Si Jean-Pierre Lutgen nourrit aujour­d’hui de grandes ambitions avec WatchPeople, il n’en délaisse pas pour autant sa marque Ice-Watch, que du contraire ! Avec plus de 780.000 montres vendues en 2023 et un chiffre d’affaires annuel de 28 millions d’euros, l’entreprise reste un poids lourd dans le secteur, même si Ice-Watch a fortement souffert de la crise sanitaire. “Nous avons quasiment fermé toutes nos boutiques en nom propre et licencié la moitié de notre personnel, confie Jean-Pierre Lutgen mais depuis, nous avons bien rebondi. L’année 2023 a été celle des grandes décisions. Nous avons diversifié l’offre d’Ice-­Watch, avec des montres connectées qui ont été un véritable succès : plus de 300.000 pièces vendues. Nous avons repris le marché de la distribution en main en accordant plus de marge aux bijoutiers de nos principaux pays européens.
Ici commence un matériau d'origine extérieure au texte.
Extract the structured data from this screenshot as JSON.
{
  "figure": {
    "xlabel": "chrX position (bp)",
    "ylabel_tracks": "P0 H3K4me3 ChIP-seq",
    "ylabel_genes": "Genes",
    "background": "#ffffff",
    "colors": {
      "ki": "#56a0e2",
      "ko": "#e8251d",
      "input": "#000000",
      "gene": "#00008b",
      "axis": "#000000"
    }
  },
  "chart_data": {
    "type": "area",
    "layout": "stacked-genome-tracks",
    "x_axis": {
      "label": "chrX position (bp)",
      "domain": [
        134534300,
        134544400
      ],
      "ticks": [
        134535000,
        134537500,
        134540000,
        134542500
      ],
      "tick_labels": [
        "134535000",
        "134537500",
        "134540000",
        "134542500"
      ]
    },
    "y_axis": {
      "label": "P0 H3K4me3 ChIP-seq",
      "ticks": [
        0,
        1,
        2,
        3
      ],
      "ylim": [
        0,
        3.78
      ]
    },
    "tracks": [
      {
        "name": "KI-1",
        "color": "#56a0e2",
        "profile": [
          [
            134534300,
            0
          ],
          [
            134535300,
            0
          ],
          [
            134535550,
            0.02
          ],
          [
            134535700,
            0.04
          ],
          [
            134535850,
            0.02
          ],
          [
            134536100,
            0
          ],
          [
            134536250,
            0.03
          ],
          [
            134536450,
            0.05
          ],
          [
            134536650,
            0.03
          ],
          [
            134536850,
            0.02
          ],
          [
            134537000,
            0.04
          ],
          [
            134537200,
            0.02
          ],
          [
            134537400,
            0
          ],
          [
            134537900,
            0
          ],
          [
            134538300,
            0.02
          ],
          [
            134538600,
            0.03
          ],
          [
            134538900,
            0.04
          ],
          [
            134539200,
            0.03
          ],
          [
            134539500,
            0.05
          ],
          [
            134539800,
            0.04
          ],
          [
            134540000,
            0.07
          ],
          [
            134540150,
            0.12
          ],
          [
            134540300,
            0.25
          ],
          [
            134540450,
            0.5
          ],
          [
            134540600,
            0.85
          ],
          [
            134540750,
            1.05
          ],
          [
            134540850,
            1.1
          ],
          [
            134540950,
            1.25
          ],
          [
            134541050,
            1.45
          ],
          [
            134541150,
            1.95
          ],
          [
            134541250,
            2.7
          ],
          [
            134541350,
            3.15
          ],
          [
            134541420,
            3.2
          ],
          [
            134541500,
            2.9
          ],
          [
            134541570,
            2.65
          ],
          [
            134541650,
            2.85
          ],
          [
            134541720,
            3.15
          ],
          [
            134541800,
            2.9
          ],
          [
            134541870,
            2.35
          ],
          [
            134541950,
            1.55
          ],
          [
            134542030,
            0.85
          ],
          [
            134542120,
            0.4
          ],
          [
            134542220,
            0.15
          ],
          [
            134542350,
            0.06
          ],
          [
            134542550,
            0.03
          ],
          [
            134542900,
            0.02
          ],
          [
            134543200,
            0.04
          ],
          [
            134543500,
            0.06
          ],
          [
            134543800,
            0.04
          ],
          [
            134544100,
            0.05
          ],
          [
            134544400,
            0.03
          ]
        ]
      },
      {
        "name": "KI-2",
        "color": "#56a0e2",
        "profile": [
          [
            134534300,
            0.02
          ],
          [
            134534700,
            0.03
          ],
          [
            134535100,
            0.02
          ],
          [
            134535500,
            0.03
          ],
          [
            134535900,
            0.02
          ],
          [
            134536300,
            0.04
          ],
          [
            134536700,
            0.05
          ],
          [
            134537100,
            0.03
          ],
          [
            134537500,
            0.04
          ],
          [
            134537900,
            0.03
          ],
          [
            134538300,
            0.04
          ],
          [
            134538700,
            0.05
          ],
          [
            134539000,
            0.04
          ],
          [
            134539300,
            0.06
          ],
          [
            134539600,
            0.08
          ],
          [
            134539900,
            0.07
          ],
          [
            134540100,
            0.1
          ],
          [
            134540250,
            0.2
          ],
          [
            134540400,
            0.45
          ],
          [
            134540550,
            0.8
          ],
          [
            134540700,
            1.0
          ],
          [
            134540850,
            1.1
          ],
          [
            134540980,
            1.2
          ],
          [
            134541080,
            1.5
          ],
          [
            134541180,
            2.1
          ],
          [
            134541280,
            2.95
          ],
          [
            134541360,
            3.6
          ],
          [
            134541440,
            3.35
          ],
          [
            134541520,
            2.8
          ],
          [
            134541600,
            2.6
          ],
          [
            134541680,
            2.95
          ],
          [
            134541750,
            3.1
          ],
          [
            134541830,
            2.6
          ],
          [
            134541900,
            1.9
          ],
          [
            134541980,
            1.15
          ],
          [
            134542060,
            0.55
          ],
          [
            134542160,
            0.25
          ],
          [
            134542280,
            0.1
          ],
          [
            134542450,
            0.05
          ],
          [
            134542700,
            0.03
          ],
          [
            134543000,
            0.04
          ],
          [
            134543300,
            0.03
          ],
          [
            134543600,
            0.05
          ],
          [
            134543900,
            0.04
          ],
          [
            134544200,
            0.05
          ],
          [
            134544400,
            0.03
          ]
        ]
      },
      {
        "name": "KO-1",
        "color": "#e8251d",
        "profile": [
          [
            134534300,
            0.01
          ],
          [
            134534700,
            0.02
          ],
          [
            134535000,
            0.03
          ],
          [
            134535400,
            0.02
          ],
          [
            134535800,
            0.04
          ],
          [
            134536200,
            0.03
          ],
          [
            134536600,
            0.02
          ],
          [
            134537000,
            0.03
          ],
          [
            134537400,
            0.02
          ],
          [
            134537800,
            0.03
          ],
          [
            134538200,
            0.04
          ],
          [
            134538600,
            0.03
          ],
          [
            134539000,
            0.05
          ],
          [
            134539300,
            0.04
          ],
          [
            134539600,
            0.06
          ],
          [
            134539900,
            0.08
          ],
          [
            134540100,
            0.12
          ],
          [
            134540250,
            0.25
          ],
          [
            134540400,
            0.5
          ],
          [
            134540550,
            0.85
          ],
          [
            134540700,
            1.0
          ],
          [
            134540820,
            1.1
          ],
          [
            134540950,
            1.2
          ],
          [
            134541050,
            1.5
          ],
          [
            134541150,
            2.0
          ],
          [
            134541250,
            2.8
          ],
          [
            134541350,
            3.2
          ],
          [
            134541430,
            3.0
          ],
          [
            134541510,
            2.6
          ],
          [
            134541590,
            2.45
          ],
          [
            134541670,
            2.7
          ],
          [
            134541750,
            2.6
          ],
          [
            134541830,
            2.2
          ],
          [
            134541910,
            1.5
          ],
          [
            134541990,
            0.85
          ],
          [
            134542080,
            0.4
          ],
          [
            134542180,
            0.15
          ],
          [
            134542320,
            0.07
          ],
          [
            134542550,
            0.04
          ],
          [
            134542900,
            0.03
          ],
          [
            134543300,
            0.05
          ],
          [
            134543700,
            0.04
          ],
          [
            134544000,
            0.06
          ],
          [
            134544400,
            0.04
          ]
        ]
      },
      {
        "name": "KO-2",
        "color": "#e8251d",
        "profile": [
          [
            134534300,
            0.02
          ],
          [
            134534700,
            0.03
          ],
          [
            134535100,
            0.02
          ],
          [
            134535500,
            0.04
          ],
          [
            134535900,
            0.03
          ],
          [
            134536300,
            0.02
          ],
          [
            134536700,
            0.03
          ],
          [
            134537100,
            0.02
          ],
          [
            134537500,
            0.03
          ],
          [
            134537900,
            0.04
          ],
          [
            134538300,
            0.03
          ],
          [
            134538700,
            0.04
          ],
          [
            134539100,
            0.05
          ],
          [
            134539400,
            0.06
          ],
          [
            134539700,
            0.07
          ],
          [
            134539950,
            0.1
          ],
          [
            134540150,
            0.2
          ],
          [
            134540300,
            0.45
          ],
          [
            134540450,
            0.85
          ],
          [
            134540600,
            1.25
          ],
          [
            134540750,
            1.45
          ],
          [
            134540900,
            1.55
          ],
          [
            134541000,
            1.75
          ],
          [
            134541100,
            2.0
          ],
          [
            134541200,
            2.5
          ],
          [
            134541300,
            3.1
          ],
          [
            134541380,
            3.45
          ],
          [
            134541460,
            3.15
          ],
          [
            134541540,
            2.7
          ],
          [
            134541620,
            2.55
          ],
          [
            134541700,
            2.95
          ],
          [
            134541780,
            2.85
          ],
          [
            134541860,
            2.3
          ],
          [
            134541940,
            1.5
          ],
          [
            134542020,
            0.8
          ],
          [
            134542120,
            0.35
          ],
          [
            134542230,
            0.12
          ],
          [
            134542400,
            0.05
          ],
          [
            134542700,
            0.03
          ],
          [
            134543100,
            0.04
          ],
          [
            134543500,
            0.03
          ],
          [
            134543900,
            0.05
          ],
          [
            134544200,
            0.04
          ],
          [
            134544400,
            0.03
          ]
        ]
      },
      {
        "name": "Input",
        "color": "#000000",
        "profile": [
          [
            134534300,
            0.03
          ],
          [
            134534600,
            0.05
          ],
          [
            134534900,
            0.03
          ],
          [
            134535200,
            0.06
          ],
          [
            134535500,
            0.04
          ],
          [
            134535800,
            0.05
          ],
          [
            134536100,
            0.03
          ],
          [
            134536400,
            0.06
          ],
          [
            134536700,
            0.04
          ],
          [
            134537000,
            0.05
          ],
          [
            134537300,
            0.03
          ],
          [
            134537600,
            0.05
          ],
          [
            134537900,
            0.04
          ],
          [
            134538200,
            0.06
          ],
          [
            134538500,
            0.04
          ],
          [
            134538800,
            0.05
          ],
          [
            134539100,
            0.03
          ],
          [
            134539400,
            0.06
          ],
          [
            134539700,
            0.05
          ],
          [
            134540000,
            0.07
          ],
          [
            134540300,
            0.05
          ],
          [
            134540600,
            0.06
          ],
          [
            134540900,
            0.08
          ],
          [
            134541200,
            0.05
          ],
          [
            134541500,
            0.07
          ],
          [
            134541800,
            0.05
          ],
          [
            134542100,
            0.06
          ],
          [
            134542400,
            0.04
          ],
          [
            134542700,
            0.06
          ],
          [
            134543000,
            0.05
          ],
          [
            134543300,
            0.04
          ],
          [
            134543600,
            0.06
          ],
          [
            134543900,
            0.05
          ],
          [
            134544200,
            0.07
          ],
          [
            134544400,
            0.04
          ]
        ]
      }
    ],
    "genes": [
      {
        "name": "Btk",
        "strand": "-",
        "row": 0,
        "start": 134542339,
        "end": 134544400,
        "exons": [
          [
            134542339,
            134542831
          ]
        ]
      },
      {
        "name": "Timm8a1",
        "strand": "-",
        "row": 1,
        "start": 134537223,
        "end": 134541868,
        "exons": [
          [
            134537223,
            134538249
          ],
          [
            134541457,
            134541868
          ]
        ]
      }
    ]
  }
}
Nous avons refait de la publicité et nous misons aujourd’hui fortement sur notre nouveau modèle Boliday.”

Portée par un mot-valise qui mélange les notions anglophones de business et de holidays pour mieux souligner son côté tout-terrain, la nouvelle collection Boliday d’Ice-Watch se caractérise par un cadran à la forme dite “tonneau”, que l’on retrouve déjà chez quelques gran­des marques de luxe. Déclinée en de multiples couleurs et commercialisée au prix de 169 euros, la Boliday devrait être le nouveau hit du fabricant de montres. “On espère en vendre entre 200.000 et 300.000 cette année, confie Jean-Pierre Lutgen et, avec les nouveaux projets mis en place, faire passer le chiffre d’affaires du groupe à 38 millions d’euros en 2024.”

Oser l’électronique

Parmi ces nouveaux projets qui comprennent notamment le lancement de WatchPeople, il y a aussi la diversification d’Ice-Watch vers d’autres produits électroniques. Petit scoop dévoilé par son grand patron : après le récent succès de ses montres connectées, la marque s’apprête à commercialiser son premier Ice-Tag, un traceur électronique qui permet de retrouver des objets auxquels il est associé grâce à un système de géoloca­lisation. Le gadget est inspiré de l’AirTag d’Apple et devrait être commercialisé avant l’été.

WatchPeople, Boliday, Ice-Tag et enceintes connectées : le Manager de l’Année 2017 n’est pas près de raccrocher.

Mais ce n’est pas tout. Ice-Watch envisage aussi d’investir prochainement le marché de la musique et des enceintes connectées pour tenter de tailler des croupières à des marques comme Bose, JBL ou Sonos. Avec, évidemment, l’ADN maison : des coloris flash, un design fun et des prix accessibles pour ses nouveaux haut-parleurs. “L’idée est d’utiliser la notoriété de notre marque pour entrer sur le marché de l’électronique et profiter ainsi d’un nouveau réseau de distribution, conclut Jean-Pierre Lutgen. Il y a, là aussi, des parts de marché à prendre.”